Mi farebbe, altresì, piacere che illustraste i presupposti della Collana inaugurata da queste Lettere, possibilmente facendo riferimento a progetti presenti e futuri.
Il titolo della collana è un omaggio a Giuseppe Pontiggia e al suo libro sui classici: I Contemporanei del Futuro (1998). «Un classico è un’esperienza radicale, che ci modifica» scrive Pontiggia. E ancora: «La contemporaneità non esiste. Non esiste, dopo la Relatività, nella fisica, e non esiste, dopo la Storia, nell’arte. Che i classici siano nostri contemporanei è un conforto idealistico e una menzogna pubblicitaria. «Questa però non è una conclusione, ma una premessa. L’esperienza dei classici ci dice il contrario. Non sono nostri contemporanei, siamo noi che lo diventiamo di loro. Dimenticarli in nome del futuro sarebbe il fraintendimento più grande. Perché i classici sono la riserva del futuro.»

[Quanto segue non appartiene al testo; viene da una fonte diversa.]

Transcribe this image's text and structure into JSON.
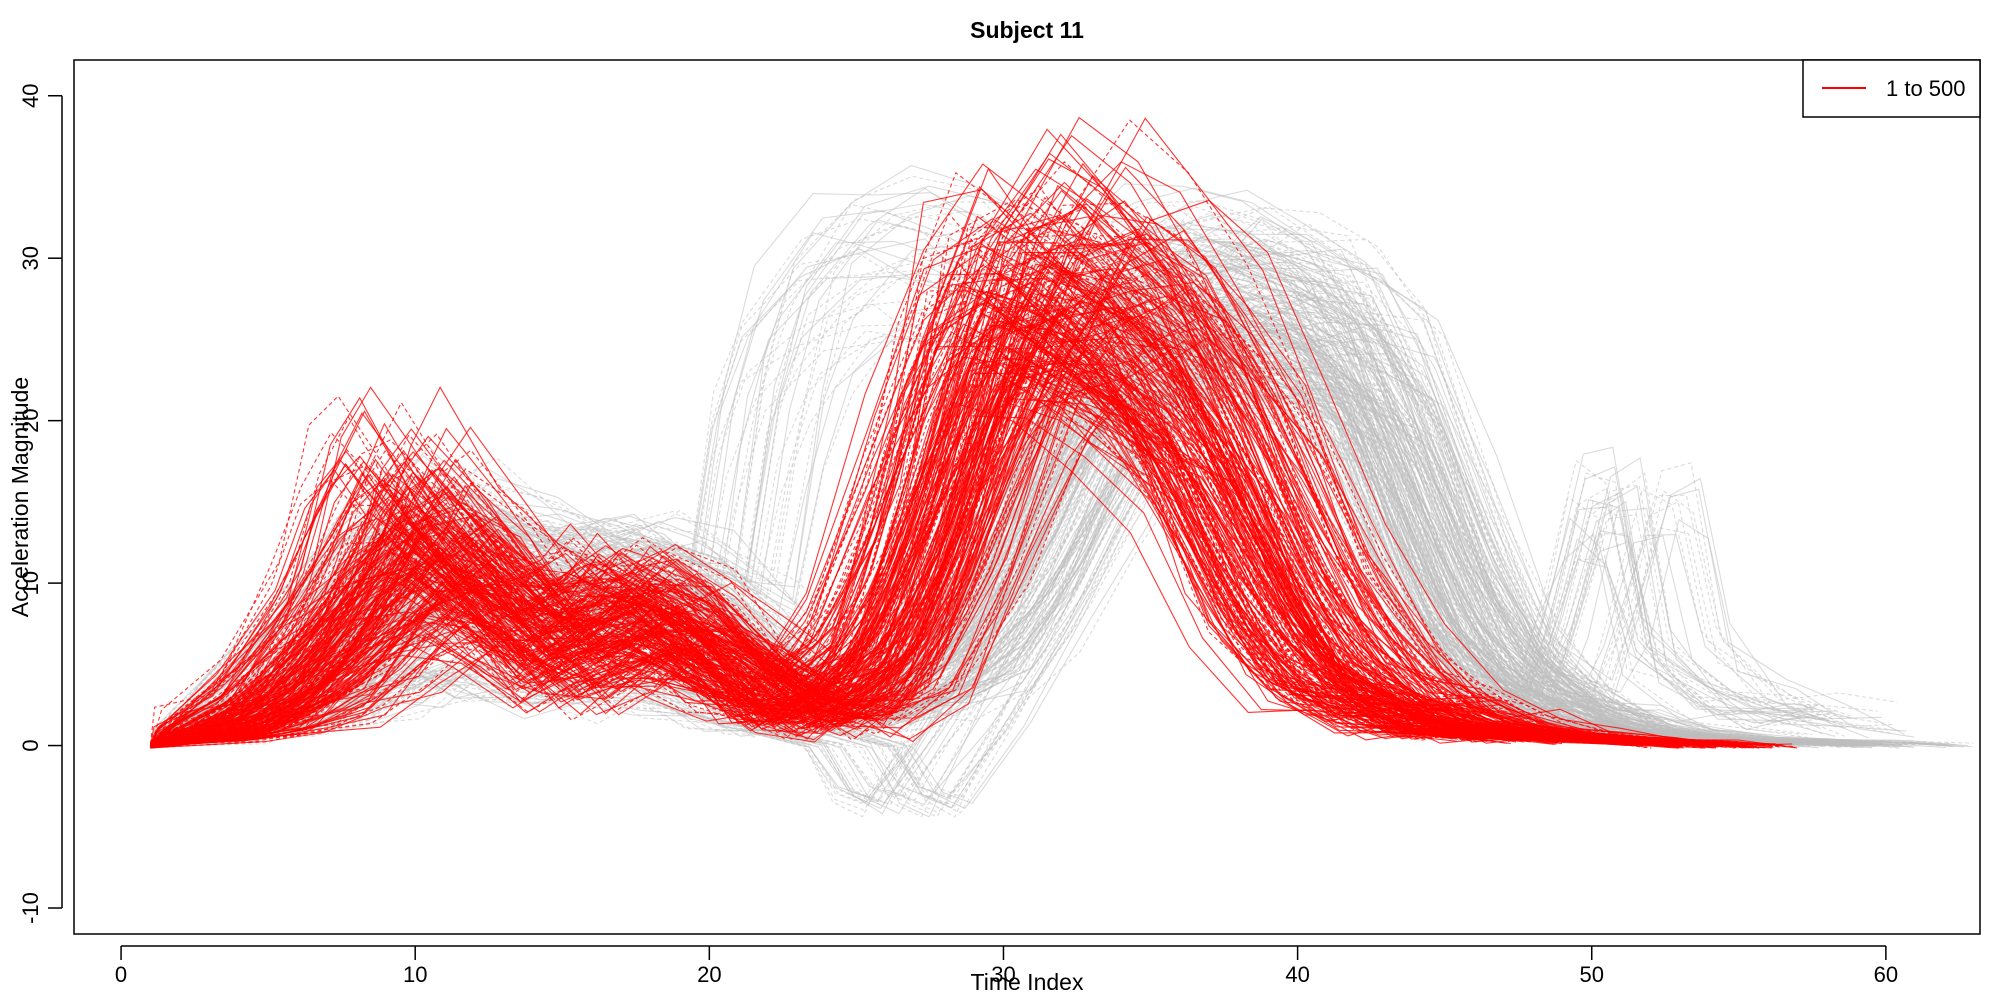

C’è nelle pagine di Pontiggia la forte preoccupazione che il superamento della tradizione umanistica conduca al superamento dei valori. Una deriva che questo classico della contemporaneità vuole assolutamente evitare, invitandoci ad avvicinare i classici, non piú modelli è vero, ma ancora vitali, ancora pieni di sapienza imprevista. Invitandoci a «farci noi contemporanei dei classici individuando in essi una riserva di quei valori di cui il nostro mondo sembra carente.» È quanto Valeria Di Felice e io come direttore della collana ci proponiamo di fare offrendo ai lettori, in nuove traduzioni col testo originale a fronte, classici stranieri sconosciuti, poco conosciuti o dimenticati, oppure celebri ma appannati da traduzioni non all’altezza. Accanto a questi, testi italiani di fine Ottocento e inizio Novecento che meritano di essere valorizzati.

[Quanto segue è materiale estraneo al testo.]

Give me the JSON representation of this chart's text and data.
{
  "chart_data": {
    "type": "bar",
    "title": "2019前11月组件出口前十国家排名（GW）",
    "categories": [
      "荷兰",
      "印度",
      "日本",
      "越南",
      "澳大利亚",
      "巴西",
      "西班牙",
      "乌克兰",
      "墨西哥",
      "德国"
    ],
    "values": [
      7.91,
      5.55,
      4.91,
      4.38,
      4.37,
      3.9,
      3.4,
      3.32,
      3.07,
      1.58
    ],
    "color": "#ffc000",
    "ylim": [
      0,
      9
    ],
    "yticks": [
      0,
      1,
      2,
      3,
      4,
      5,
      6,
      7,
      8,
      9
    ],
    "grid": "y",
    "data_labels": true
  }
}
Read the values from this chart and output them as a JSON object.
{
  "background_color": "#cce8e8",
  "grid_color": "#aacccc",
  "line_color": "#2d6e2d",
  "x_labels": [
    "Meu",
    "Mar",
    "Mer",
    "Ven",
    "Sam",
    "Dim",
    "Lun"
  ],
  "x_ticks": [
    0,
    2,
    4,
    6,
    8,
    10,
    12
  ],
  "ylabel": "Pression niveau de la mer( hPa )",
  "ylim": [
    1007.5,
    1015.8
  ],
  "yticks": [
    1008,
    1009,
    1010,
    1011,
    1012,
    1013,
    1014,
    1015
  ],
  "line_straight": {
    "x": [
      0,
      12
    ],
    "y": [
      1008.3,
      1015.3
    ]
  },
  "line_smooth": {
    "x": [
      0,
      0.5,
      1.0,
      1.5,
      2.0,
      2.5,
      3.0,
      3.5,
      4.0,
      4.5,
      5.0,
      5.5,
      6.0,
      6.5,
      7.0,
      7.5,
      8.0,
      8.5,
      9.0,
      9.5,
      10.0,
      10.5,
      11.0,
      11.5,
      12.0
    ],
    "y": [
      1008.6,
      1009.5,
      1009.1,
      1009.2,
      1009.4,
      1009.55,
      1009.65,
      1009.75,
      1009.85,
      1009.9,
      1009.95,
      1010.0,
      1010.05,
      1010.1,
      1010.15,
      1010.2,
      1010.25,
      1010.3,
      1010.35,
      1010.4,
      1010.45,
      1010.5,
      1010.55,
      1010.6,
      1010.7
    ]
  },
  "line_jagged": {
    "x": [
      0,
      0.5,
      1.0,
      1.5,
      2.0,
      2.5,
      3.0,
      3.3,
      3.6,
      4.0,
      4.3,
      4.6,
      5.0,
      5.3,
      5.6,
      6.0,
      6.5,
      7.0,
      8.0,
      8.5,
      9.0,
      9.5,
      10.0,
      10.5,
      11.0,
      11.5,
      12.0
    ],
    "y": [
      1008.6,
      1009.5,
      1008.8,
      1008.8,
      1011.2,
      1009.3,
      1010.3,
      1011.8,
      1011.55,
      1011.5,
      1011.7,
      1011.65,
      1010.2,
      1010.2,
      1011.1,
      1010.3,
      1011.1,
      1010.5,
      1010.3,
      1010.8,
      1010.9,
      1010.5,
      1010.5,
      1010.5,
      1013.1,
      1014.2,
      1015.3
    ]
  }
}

Di prossima pubblicazione, presumibilmente nell’autunno di quest’anno e nella primavera del prossimo, sono: Stendhal, “La badessa di Castro”, cura e traduzione di Roberto Michilli; Stendhal, “Vanina Vanina”, cura e traduzione di Paola Tiberii; Theodor Storm, “La signora delle piogge”, traduzione e saggio critico di Isabella Horn. Per quanto riguarda i progetti futuri, Valeria di Felice sta iniziando a tradurre le “Melodie ebraiche” di Byron, e successivamente tradurrà un secondo libro di Anna de Brémont. Paola Tiberii ha già iniziato a tradurre una selezione dei racconti di Hemingway, i sette che l’autore stesso dichiarò di preferire nella prefazione ai “49 racconti”.

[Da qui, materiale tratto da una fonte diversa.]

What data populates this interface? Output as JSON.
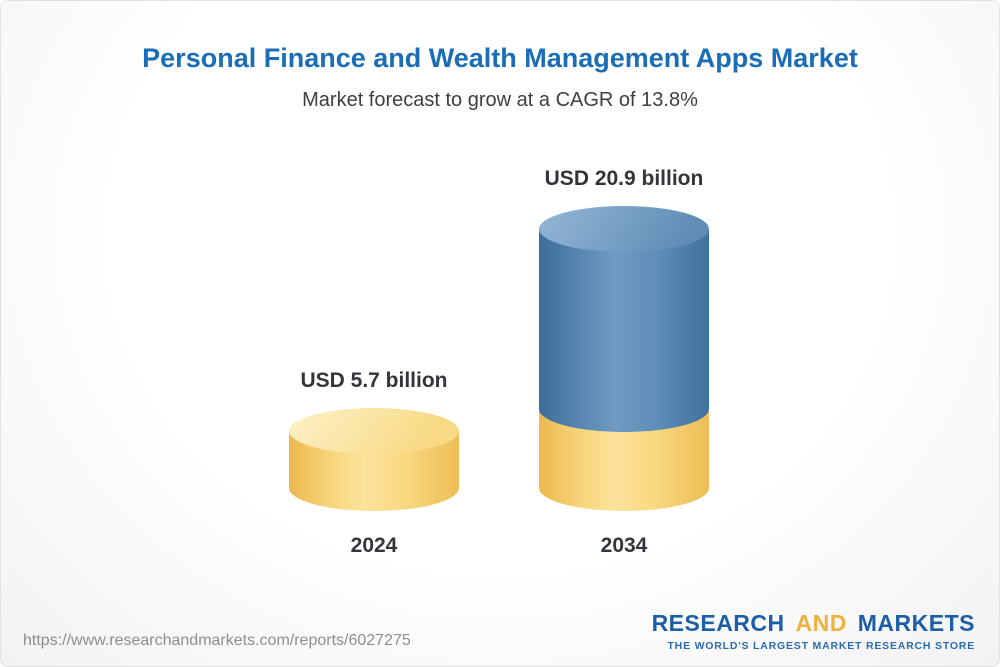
{
  "header": {
    "title": "Personal Finance and Wealth Management Apps Market",
    "subtitle": "Market forecast to grow at a CAGR of 13.8%"
  },
  "chart_data": {
    "type": "bar",
    "categories": [
      "2024",
      "2034"
    ],
    "values": [
      5.7,
      20.9
    ],
    "value_labels": [
      "USD 5.7 billion",
      "USD 20.9 billion"
    ],
    "unit": "USD billion",
    "title": "Personal Finance and Wealth Management Apps Market",
    "subtitle": "Market forecast to grow at a CAGR of 13.8%",
    "cagr_percent": 13.8,
    "bar_colors": {
      "2024": "#f5ce6e",
      "2034": "#4a80af"
    },
    "ylim": [
      0,
      22
    ],
    "legend": "none",
    "grid": "off"
  },
  "footer": {
    "url": "https://www.researchandmarkets.com/reports/6027275",
    "logo": {
      "part1": "RESEARCH",
      "part2": "AND",
      "part3": "MARKETS",
      "tagline": "THE WORLD'S LARGEST MARKET RESEARCH STORE",
      "brand_blue": "#1d5fa7",
      "brand_gold": "#f0b03c"
    }
  }
}
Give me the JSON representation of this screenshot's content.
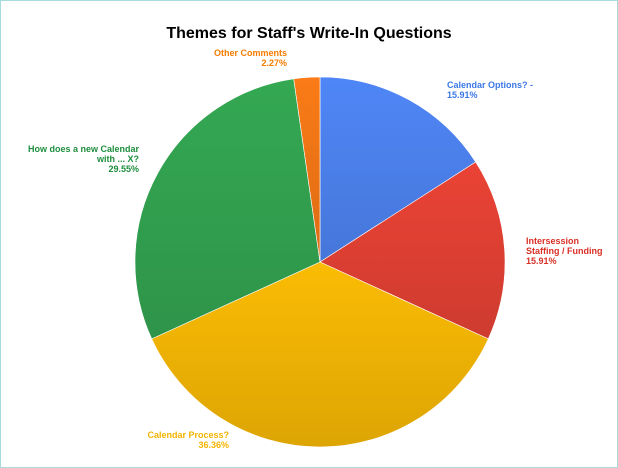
{
  "chart_data": {
    "type": "pie",
    "title": "Themes for Staff's Write-In Questions",
    "slices": [
      {
        "label": "Calendar Options? -",
        "value": 15.91,
        "pct_label": "15.91%",
        "color": "#4f86f7"
      },
      {
        "label": "Intersession Staffing / Funding",
        "value": 15.91,
        "pct_label": "15.91%",
        "color": "#ea4335"
      },
      {
        "label": "Calendar Process?",
        "value": 36.36,
        "pct_label": "36.36%",
        "color": "#fbbc04"
      },
      {
        "label": "How does a new Calendar with ... X?",
        "value": 29.55,
        "pct_label": "29.55%",
        "color": "#34a853"
      },
      {
        "label": "Other Comments",
        "value": 2.27,
        "pct_label": "2.27%",
        "color": "#fa7b17"
      }
    ],
    "legend": "none",
    "start_angle": "12 o'clock",
    "direction": "clockwise"
  }
}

Io ho in corso la traduzione dei “Cenci” di Stendhal, delle “Lettere portoghesi” di Gabriel-Joseph de Lavergne, conte di Guilleragues, e delle “Memorie” di Maríja Nikoláevna Raévskaja, principessa Volkónskaja, che dopo il fallimento della rivolta decabrista del 14 dicembre 1825, eroicamente seguì nell’esilio in Siberia il marito Sergéj Volkónskij lasciandoci questa straordinaria testimonianza sulla vita dei rivoltosi condannati ai lavori forzati e all’esilio a vita. Non sono mai state tradotte fuori della Russia.